In June 1928, the Granite Building was torn down to make room for the Paulsen Medical and Dental Building. The granite blocks, according to a news article at the time of demolition, weighed an estimated total of around 700 tons. The blocks were purchased by the St. Francis of Assisi Catholic Church for the planned construction of a new building at Princeton and Jefferson on the north side of town. The cost to haul the blocks near the site was $1,700.

For nearly ten years, the granite blocks sat in a vacant lot by the church, as the church membership found them too costly to use.
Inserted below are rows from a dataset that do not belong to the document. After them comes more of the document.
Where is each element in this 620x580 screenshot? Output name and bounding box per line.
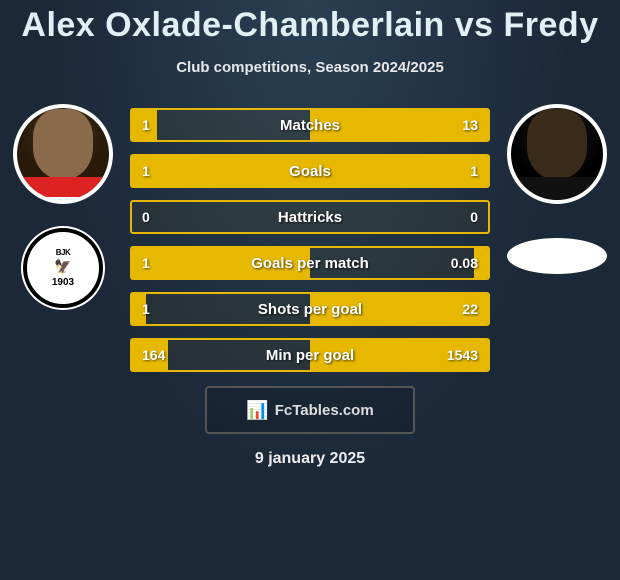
stat-fill-left [132, 156, 310, 186]
stat-value-left: 1 [142, 117, 150, 133]
stat-row: 1 22 Shots per goal [130, 292, 490, 326]
stat-value-right: 1543 [447, 347, 478, 363]
stats-bars: 1 13 Matches 1 1 Goals 0 0 Hattricks 1 0.08 Goals p… [118, 108, 502, 372]
stat-value-left: 1 [142, 163, 150, 179]
stat-row: 1 13 Matches [130, 108, 490, 142]
club-emblem-icon: 🦅 [54, 258, 71, 275]
stat-value-left: 1 [142, 255, 150, 271]
stat-row: 1 0.08 Goals per match [130, 246, 490, 280]
left-column: BJK 🦅 1903 [8, 104, 118, 372]
stat-value-left: 164 [142, 347, 165, 363]
snapshot-date: 9 january 2025 [0, 450, 620, 468]
stat-row: 164 1543 Min per goal [130, 338, 490, 372]
stat-label: Shots per goal [258, 301, 362, 318]
club-year: 1903 [52, 277, 74, 288]
footer-attribution: 📊 FcTables.com [205, 386, 415, 434]
player2-club-logo [507, 238, 607, 274]
player1-avatar [13, 104, 113, 204]
stat-value-right: 0 [470, 209, 478, 225]
stat-value-left: 1 [142, 301, 150, 317]
stat-label: Goals [289, 163, 331, 180]
page-title: Alex Oxlade-Chamberlain vs Fredy [0, 0, 620, 45]
stat-row: 1 1 Goals [130, 154, 490, 188]
comparison-area: BJK 🦅 1903 113Matches11Goals00Hattricks1… [0, 104, 620, 372]
stat-label: Matches [280, 117, 340, 134]
player1-club-logo: BJK 🦅 1903 [23, 228, 103, 308]
club-abbrev: BJK [56, 248, 71, 257]
stat-value-right: 0.08 [451, 255, 478, 271]
stat-value-left: 0 [142, 209, 150, 225]
subtitle: Club competitions, Season 2024/2025 [0, 59, 620, 76]
stat-fill-right [310, 156, 488, 186]
stat-label: Goals per match [251, 255, 369, 272]
chart-icon: 📊 [246, 400, 268, 421]
footer-site: FcTables.com [275, 402, 374, 419]
stat-value-right: 13 [462, 117, 478, 133]
stat-label: Hattricks [278, 209, 342, 226]
stat-label: Min per goal [266, 347, 354, 364]
stat-value-right: 22 [462, 301, 478, 317]
right-column [502, 104, 612, 372]
stat-row: 0 0 Hattricks [130, 200, 490, 234]
player2-avatar [507, 104, 607, 204]
stat-value-right: 1 [470, 163, 478, 179]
According to city records, in 1938, when the city paved that portion of the Monroe Street, it purchased the blocks from the church and used them to installed the granite wall on the Monroe Street hill.

So what happened to all the granite blocks? Nostalgia Magazine readers, the next time you are driving up the Monroe Street hill, and round the curve, look to the west. Have you ever noticed the block retaining wall? Yes, those are the blocks from that great old building. When I’m in the area, I always look over at the wall and think of the Granite Building, and the part it played in the early days of Spokane. After reading this story, I imagine that every time you go by it, this story will enter your mind.